Simone hadn’t noticed, so I did my best not to let her catch me staring. She had just flipped the script on me and threatened to “eliminate” me when I finally realized why Georges had been so preoccupied with the cup. One of the drawing utensils in the cup didn’t quite fit in with the black pencils, colored markers, and paint-stained brushes. And this one was pristine gleaming gold.
Like with Georges and his secret alter ego, Ratatouille, the truth was hidden in plain sight; you just had to know where to look.
And at that moment what both Simone and Luc were looking at was the shadow of an armed police officer stalking across the Skull-Cam screen.
“They’re here!” Luc cried.
I had no idea how Frank could have gone for help so quickly, but I did know I might not get a better shot to keep myself alive. With my captors distracted by the cop on the Skull-Cam, I made my move. I dove for Simone’s gun.
“Look out!” Luc shouted.
She raised the gun and pulled the trigger at the exact same moment I went to slap it out of her hand.
BANG!
The handgun sounded like a cannon blast inside the underground chamber.
TWANG!
The bullet r
icocheted off the wall.
“AHHHHH!”
Someone screamed.
Was it me? I tried to stay calm as I felt for the gunshot wound, adrenaline surging through me, my heading ringing from the sound of the blast. It was only when I saw Luc collapse to the floor clutching his foot that I realized the bullet had hit him and not me!
I scrambled to the floor and knocked the gun out of Simone’s reach. She rushed for the door, her headlamp illuminating Les Ratacombes as she sprinted for the underground crossroads that led back to the surface. I sprinted after her.
My heart leaped when I saw Frank racing toward her from the other direction.
“Stop her!” I yelled.
He was about to when the light from her headlamp caught him right in the eye. He shielded his eyes, trying to block the blinding glare. Simone took advantage of the distraction and shouldered her way past him, knocking him into the wall before he could recover.
Frank was still blinking away the spots when I caught up to him.

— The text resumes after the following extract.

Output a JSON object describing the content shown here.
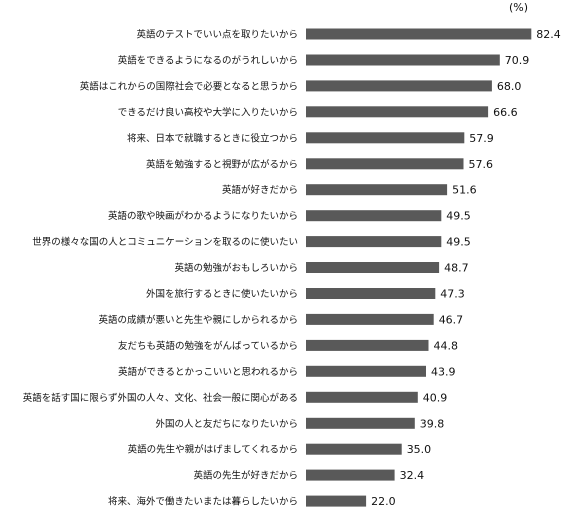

“I’m glad you’re not dead!” he said.
“Me too!” I agreed, pulling him along after me. “Where are the police? I saw them on the Skull-Cam.”
“Right there.” He pointed at the stencil of the policeman lying in the doorway. It only took me a second to realize how he’d tricked us with his shadow puppet police raid.
“Good thinking, bro! That’s the best art installation I’ve seen yet,” I cheered as we ran back through the chamber to the hole in the rubble pile blocking the entrance into the sewer.
When we made it through the crawl space into the sewer tunnel, Simone was already climbing up the ladder. We dashed through the tunnel and scrambled up after her.
I poked my head out of the sewer in time to see Simone running down the alley toward the street. She was just a few feet from the intersection when a pedestrian turned the corner, accidentally blocking her path. Simone tried to put on the brakes, but it was too late. She slammed right into the startled man, knocking them both to the ground.